Der erste der drei Teile des Romans liefert eine Beschreibung der Ozeanischen Gesellschaft und des inneren Widerstandes Winstons. Gleich auf den ersten Seiten des Romans beginnt er, ein Tagebuch zu führen, was allein ein todeswürdiges Verbrechen darstellt. Nicht, dass es verboten wäre, das zu tun; es ist überhaupt nichts wirklich verboten, da es keine geschriebenen Gesetze mehr gibt. Zugespitzt wird Winstons Lage dadurch, dass sich ihm eine junge Frau aufdrängt, die auch im Ministerium für Wahrheit arbeitet. Beide treffen sich, haben Sex – für Genossen geächtet von der Partei, weil sie keine emotionale Bindung zu jemand anderem als dem Großen Bruder erlaubt –, richten sich ein geheimes Liebesnest ein und schließen sich auch noch der wahrscheinlich ebenfalls fiktiven Widerstandsbewegung des Staatsfeindes Emmanuel Goldstein an. Mit ihrer Verhaftung durch die Gedankenpolizei endet der zweite Teil des Romans. Der dritte beschreibt Winstons Umerziehung im Ministerium der Liebe. Die Partei legt großen Wert darauf, Winston von seinem Wahn zu heilen, dass er eine Realität wahrnimmt und erinnert, die den Aussagen der Partei widerspricht. Erst wenn das gelingt, ist Winston reif für seine Exekution.

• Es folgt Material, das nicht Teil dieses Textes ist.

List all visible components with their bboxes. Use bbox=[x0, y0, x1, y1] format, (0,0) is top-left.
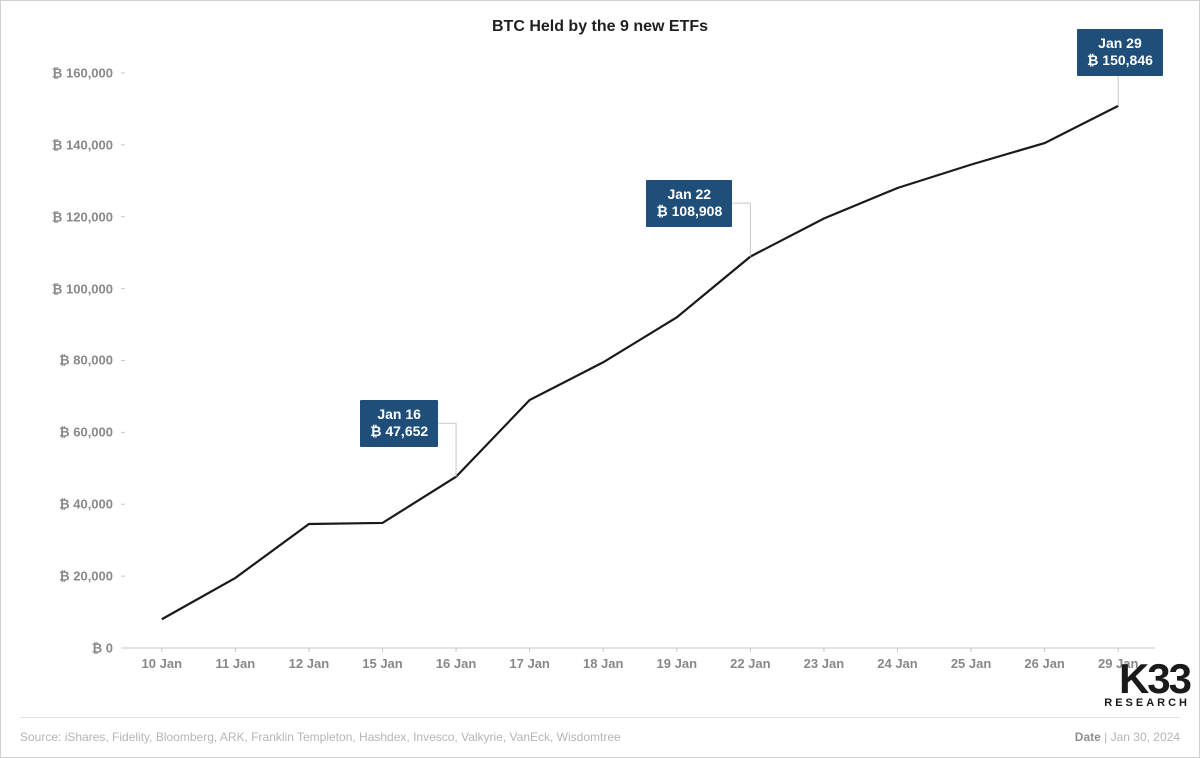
x-tick-label: 12 Jan bbox=[289, 656, 329, 671]
footer-divider bbox=[20, 717, 1180, 718]
y-tick-label: ₿ 40,000 bbox=[59, 497, 113, 512]
y-tick-label: ₿ 140,000 bbox=[52, 137, 113, 152]
footer-date-label: Date bbox=[1075, 730, 1101, 744]
callout-date: Jan 16 bbox=[370, 406, 428, 424]
x-tick-label: 26 Jan bbox=[1024, 656, 1064, 671]
y-tick-label: ₿ 100,000 bbox=[52, 281, 113, 296]
chart-svg bbox=[35, 50, 1165, 690]
footer-date-value: Jan 30, 2024 bbox=[1111, 730, 1180, 744]
footer-source: Source: iShares, Fidelity, Bloomberg, AR… bbox=[20, 730, 621, 744]
x-tick-label: 10 Jan bbox=[142, 656, 182, 671]
y-tick-label: ₿ 60,000 bbox=[59, 425, 113, 440]
x-tick-label: 25 Jan bbox=[951, 656, 991, 671]
y-tick-label: ₿ 120,000 bbox=[52, 209, 113, 224]
y-tick-label: ₿ 0 bbox=[92, 641, 113, 656]
callout: Jan 22₿ 108,908 bbox=[646, 180, 732, 227]
brand-logo-main: K33 bbox=[1119, 655, 1190, 702]
x-tick-label: 18 Jan bbox=[583, 656, 623, 671]
x-tick-label: 24 Jan bbox=[877, 656, 917, 671]
callout: Jan 29₿ 150,846 bbox=[1077, 29, 1163, 76]
x-tick-label: 23 Jan bbox=[804, 656, 844, 671]
y-tick-label: ₿ 80,000 bbox=[59, 353, 113, 368]
footer-date: Date | Jan 30, 2024 bbox=[1075, 730, 1180, 744]
x-tick-label: 17 Jan bbox=[509, 656, 549, 671]
brand-logo: K33 RESEARCH bbox=[1104, 663, 1190, 708]
chart-title: BTC Held by the 9 new ETFs bbox=[0, 18, 1200, 36]
x-tick-label: 11 Jan bbox=[215, 656, 255, 671]
x-tick-label: 16 Jan bbox=[436, 656, 476, 671]
callout-value: ₿ 47,652 bbox=[370, 423, 428, 441]
callout-value: ₿ 108,908 bbox=[656, 203, 722, 221]
x-tick-label: 19 Jan bbox=[657, 656, 697, 671]
chart-area: ₿ 0 ₿ 20,000 ₿ 40,000 ₿ 60,000 ₿ 80,000 ₿ 100… bbox=[35, 50, 1165, 690]
callout-value: ₿ 150,846 bbox=[1087, 52, 1153, 70]
y-tick-label: ₿ 20,000 bbox=[59, 569, 113, 584]
x-tick-label: 15 Jan bbox=[362, 656, 402, 671]
y-tick-label: ₿ 160,000 bbox=[52, 65, 113, 80]
brand-logo-sub: RESEARCH bbox=[1104, 699, 1190, 708]
callout-date: Jan 29 bbox=[1087, 35, 1153, 53]
footer: Source: iShares, Fidelity, Bloomberg, AR… bbox=[20, 730, 1180, 744]
x-tick-label: 22 Jan bbox=[730, 656, 770, 671]
callout: Jan 16₿ 47,652 bbox=[360, 400, 438, 447]
callout-date: Jan 22 bbox=[656, 186, 722, 204]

Der Roman ist außergewöhnlich reich an Erfindungen und ideologischen Konzepten, ist überaus sorgfältig konstruiert, führt eine große Menge präziser Einzelheiten der erfundenen Welt vor, ist psychologisch glaubhaft und nimmt sowohl seinen Figuren als auch seinen Lesern jegliche Hoffnung, dass ein solcher Staat jemals zu besiegen wäre. Wie schon an anderer Stelle gesagt, ist Orwell so konsequent, dass er seinem Protagonisten jeden äußeren oder inneren Fluchtort verweigert. Orwells totalitärer Staat ist tatsächlich total. Dabei betreibt Orwell für die ideologische Seite seiner Fiktion einen ungewöhnlich hohen Aufwand. Ein nicht unerheblicher Abschnitt des zweiten Teils wird mit langen Zitaten aus einer theoretischen Analyse des Systems der Partei gefüllt, die einem Handbuch für den absoluten Staat entnommen sein könnte. Er fügt außerdem einen Anhang hinzu – wahrscheinlich der ungelesenste Teil des Romans –, der die Idee der Parteisprache Neusprech erläutert. All das macht klar, um welche Genauigkeit sich Orwell bemüht hat. Es ist, als solle diese Präzision im Detail der Beliebigkeit der Welt, die die Partei als Wirklichkeit erzeugt, gegenüberstehen.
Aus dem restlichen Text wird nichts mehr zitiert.